Wednesday, November 4, 2009
Convention Center, Exhibit Hall BC, Second Floor
This research aimed to evaluate the growth of corn plant at 62 days of age in
tropical soil of and the efficiency of nutrient use as a function of increasing levels of fertilization: 0, 1, 2, 4, 8, 16, and 32 g/plant of Brazil 4-14-8 (%nitrogen-phosphorus-potassium) at seeding and similar amounts of amonium sulphate at 34th day of age. Each level of fertilizer was applied to eight replicates and the plants were kept 20 cm distance among them in the row and 70 cm distance in the column. The plants height was 65, 81, 87, 99, 121, 129, and 127 cm; the diameter was 8.5, 12.8, 13.8, 17.2, 18.7, 21.0, and 21.4 mm, and the volume was 25, 70, 86, 153, 220, 297, and 305 cm3, respectively. The corn responses to fertilization showed hyperbolic curves and followed the Michaelis-Menten relationship.
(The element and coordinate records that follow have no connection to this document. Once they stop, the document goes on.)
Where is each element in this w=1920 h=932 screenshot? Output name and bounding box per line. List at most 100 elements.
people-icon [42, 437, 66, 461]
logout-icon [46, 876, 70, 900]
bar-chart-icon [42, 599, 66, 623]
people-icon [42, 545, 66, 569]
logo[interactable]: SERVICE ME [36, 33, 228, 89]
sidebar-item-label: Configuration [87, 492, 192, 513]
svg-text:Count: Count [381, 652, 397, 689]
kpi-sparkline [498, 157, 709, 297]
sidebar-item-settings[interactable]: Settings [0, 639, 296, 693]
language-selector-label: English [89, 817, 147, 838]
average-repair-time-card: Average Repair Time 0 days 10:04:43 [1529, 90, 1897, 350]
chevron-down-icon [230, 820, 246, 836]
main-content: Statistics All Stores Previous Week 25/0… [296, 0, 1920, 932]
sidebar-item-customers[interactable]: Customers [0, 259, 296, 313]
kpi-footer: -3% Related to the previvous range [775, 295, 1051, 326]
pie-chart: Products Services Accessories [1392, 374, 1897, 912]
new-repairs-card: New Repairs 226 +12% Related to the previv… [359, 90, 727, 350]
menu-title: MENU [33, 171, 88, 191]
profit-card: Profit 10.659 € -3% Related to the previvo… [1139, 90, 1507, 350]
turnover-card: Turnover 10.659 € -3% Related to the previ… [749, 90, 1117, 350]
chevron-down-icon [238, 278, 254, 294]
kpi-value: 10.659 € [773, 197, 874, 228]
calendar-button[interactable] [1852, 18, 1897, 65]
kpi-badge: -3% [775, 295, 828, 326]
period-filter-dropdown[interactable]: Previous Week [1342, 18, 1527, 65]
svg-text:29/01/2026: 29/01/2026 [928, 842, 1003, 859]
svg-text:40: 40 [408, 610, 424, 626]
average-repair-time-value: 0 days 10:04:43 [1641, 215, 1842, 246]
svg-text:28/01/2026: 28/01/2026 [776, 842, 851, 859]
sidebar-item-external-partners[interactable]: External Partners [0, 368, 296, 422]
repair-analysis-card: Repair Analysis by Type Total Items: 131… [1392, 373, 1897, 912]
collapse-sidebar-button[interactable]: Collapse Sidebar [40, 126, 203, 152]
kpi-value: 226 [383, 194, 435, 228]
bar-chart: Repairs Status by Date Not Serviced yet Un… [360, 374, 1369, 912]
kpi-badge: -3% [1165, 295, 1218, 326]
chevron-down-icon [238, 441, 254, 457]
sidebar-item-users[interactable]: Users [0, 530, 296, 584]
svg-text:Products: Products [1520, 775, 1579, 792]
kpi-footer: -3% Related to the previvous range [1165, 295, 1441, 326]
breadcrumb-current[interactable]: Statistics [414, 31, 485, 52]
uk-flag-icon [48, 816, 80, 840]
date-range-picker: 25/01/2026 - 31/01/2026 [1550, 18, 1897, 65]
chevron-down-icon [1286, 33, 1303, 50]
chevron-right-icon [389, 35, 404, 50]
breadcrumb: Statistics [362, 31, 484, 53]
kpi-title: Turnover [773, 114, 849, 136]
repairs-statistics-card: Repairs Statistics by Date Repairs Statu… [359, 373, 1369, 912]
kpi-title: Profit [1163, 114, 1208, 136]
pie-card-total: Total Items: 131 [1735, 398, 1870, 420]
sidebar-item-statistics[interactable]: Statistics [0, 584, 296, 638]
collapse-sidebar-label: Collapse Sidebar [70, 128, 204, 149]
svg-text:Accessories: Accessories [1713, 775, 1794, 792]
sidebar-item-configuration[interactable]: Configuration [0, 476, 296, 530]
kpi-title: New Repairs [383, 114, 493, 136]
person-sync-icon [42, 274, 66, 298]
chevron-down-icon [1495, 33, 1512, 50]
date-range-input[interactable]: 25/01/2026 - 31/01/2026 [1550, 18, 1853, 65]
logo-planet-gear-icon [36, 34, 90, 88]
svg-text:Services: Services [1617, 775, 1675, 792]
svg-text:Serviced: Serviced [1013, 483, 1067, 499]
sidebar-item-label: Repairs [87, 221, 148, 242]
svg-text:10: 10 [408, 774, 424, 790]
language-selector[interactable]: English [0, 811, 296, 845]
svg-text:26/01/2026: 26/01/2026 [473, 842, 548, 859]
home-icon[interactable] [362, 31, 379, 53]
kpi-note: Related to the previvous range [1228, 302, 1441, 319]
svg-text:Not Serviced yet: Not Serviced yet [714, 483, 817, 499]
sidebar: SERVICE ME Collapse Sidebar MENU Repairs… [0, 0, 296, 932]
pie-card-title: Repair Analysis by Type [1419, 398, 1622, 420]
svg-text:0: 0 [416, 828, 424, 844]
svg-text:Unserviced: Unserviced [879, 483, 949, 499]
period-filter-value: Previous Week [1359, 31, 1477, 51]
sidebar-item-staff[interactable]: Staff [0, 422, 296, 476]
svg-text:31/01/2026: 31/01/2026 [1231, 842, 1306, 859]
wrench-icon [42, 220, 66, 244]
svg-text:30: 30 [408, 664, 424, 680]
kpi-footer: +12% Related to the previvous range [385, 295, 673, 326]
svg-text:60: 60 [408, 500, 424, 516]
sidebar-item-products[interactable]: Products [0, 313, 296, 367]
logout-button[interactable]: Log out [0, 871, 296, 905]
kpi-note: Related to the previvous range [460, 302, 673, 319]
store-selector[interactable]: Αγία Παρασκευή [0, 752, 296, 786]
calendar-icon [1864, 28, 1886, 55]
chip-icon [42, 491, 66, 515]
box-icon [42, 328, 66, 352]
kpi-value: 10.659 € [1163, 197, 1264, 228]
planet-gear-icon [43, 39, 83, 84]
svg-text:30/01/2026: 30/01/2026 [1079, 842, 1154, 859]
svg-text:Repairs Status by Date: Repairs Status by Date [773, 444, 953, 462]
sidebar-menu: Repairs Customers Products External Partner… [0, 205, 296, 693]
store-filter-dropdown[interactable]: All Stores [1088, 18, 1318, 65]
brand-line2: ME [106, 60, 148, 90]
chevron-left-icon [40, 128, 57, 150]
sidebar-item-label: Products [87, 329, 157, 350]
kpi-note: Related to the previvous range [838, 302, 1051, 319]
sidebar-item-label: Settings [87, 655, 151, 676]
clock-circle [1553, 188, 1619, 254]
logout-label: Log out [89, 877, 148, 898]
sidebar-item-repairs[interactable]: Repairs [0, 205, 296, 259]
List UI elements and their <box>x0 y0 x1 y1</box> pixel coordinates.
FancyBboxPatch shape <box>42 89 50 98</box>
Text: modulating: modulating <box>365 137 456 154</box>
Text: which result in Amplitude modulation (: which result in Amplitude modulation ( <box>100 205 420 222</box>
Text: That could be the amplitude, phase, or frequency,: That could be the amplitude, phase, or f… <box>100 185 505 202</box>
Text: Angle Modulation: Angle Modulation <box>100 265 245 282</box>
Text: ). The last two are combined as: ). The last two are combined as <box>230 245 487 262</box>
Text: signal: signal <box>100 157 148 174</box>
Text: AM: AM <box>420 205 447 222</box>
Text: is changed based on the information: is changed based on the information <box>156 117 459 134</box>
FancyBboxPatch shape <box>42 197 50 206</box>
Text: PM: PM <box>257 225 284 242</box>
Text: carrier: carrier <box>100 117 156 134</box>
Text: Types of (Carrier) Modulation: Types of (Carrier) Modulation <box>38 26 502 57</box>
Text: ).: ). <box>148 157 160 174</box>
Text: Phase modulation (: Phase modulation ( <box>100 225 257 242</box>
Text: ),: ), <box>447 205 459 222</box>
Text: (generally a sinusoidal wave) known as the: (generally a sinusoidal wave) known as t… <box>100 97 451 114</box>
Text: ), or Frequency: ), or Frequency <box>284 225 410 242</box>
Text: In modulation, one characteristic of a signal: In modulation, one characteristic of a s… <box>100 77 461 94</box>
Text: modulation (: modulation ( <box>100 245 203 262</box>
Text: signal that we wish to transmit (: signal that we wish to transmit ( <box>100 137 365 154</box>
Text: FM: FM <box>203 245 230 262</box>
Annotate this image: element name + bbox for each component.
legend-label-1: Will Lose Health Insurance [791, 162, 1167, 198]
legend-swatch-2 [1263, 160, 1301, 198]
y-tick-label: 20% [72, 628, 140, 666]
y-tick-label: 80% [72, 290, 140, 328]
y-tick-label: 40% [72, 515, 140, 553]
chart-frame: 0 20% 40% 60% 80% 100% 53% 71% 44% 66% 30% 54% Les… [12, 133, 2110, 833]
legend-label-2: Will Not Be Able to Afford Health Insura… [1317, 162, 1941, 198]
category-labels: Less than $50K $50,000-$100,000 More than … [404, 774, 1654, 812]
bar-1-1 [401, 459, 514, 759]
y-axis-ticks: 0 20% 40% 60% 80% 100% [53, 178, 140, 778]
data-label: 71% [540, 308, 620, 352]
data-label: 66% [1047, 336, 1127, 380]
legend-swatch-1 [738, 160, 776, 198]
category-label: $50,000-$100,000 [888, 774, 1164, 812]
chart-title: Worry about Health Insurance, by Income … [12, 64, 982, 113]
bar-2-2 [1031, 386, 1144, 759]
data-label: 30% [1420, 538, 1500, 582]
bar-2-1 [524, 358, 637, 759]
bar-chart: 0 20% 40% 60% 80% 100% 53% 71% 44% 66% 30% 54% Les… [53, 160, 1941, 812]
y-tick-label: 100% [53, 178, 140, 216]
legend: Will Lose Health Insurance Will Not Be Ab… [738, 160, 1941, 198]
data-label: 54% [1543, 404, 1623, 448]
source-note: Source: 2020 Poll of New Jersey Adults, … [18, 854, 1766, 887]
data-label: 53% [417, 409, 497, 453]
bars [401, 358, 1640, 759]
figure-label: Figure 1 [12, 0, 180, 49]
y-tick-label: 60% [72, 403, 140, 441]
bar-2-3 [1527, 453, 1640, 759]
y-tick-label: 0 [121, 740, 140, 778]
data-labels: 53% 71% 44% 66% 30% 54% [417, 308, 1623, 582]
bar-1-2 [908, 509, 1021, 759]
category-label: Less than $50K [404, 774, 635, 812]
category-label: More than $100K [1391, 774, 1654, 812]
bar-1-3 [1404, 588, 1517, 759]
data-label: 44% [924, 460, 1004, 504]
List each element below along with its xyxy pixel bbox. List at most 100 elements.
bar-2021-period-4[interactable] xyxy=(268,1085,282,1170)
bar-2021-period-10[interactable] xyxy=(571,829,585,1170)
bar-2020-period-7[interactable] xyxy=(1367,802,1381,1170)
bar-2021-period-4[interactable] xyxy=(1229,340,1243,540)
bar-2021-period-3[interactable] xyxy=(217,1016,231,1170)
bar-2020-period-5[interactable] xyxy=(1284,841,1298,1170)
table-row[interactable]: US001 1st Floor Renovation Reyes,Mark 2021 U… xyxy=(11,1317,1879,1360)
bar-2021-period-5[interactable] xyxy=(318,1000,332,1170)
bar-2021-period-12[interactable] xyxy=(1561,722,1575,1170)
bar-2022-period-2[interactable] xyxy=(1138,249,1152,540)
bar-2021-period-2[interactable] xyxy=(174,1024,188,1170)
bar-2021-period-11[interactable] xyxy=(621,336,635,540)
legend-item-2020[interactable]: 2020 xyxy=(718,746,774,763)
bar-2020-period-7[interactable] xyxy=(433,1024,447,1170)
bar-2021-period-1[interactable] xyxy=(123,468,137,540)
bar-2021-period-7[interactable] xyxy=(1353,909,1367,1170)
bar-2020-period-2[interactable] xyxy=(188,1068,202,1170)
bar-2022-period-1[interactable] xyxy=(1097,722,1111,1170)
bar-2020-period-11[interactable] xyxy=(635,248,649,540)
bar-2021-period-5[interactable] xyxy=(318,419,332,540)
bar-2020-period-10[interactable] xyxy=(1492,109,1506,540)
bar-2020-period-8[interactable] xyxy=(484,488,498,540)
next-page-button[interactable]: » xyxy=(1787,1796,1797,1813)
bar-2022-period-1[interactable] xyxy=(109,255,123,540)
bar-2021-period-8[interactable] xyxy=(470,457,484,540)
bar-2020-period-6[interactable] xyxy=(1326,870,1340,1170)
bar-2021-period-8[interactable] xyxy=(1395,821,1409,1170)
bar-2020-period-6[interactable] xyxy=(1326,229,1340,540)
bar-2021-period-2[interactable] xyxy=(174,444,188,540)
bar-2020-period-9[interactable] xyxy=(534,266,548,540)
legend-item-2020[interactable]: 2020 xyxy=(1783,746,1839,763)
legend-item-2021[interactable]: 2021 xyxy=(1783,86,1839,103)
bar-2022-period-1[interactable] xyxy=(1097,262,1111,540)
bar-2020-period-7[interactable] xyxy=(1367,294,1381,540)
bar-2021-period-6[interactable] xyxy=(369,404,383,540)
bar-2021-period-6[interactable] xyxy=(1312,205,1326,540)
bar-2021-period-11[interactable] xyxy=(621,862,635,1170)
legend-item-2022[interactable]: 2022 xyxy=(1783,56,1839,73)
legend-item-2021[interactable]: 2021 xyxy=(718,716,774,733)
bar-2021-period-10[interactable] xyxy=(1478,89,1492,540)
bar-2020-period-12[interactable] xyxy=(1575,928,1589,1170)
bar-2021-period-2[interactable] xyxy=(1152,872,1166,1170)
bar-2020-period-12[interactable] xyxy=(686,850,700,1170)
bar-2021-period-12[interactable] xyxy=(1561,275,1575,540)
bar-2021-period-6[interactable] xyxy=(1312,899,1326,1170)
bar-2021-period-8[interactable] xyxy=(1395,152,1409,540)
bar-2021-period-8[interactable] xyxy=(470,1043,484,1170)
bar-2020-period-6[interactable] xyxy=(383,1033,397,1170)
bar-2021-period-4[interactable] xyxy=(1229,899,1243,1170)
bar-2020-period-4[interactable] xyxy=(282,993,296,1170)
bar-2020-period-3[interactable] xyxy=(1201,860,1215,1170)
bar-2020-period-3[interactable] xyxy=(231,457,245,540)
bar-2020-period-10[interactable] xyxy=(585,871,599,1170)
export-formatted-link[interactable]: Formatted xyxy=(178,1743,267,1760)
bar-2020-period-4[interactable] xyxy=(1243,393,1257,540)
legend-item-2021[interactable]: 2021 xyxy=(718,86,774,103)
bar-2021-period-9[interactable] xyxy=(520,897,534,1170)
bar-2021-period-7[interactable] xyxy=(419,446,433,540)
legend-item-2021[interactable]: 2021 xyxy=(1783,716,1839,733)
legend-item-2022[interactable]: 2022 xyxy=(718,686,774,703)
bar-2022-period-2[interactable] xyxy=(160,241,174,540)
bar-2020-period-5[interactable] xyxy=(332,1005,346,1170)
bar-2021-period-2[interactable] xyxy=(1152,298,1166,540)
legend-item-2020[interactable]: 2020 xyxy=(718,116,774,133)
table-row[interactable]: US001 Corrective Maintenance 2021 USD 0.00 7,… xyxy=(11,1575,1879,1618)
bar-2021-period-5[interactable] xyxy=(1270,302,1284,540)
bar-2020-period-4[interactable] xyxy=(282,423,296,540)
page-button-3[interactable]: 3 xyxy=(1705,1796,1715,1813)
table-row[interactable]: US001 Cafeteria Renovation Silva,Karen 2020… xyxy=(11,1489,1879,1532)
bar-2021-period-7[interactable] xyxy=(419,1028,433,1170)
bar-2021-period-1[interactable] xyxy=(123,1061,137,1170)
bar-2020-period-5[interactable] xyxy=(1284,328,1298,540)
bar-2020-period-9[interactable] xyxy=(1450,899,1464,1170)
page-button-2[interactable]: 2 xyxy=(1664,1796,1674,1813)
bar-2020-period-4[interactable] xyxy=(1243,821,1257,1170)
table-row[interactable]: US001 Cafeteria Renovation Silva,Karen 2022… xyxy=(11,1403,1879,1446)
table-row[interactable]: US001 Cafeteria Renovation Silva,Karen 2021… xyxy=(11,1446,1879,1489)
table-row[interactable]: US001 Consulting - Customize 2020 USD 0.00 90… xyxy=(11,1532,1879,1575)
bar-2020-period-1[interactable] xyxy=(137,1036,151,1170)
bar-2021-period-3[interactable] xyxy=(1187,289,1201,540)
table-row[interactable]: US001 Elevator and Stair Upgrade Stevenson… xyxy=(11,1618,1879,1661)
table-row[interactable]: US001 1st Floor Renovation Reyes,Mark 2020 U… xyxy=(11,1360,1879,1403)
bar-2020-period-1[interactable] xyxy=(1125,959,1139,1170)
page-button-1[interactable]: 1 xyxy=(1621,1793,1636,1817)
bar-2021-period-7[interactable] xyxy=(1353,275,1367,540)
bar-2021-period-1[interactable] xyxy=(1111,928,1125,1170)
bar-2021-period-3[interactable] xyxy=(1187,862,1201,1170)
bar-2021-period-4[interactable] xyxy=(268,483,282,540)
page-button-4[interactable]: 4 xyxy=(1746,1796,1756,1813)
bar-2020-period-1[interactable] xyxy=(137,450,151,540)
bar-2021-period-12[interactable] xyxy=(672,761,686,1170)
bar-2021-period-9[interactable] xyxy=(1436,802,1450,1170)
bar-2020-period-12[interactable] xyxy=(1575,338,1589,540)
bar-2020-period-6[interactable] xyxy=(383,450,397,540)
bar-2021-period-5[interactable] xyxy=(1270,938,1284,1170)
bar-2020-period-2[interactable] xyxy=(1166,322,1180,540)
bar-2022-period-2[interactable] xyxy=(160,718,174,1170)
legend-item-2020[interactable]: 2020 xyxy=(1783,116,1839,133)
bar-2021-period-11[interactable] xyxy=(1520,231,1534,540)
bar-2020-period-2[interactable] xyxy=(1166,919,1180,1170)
The highest efficiency of use of nutrients happened at low-level fertilization, showing logarithm decay with increase in fertilization. Although maximum crop productivity is always desirable, it demands elevated levels of nutrients, but the efficiency of nutrient use decreases drastically as the level of the nutrient increases (34, 22, 17, 14, 8, and 4 cm/g; 9, 5, 4, 3, 2 ,1 mm/g; and 89, 60, 64, 49, 34, and 17 cm3/g for height, diameter, and volume, respectively, comparing each level of fertilizer with the zero level). In addition, elevated levels of fertilizers in agriculture leads to fast exhaustion of nonrenewable natural resources and environmental pollution, such as water contamination with nitrate; soil acidification; and emissions of CO2 and N2O to atmosphere, with deleterious effects on global warming.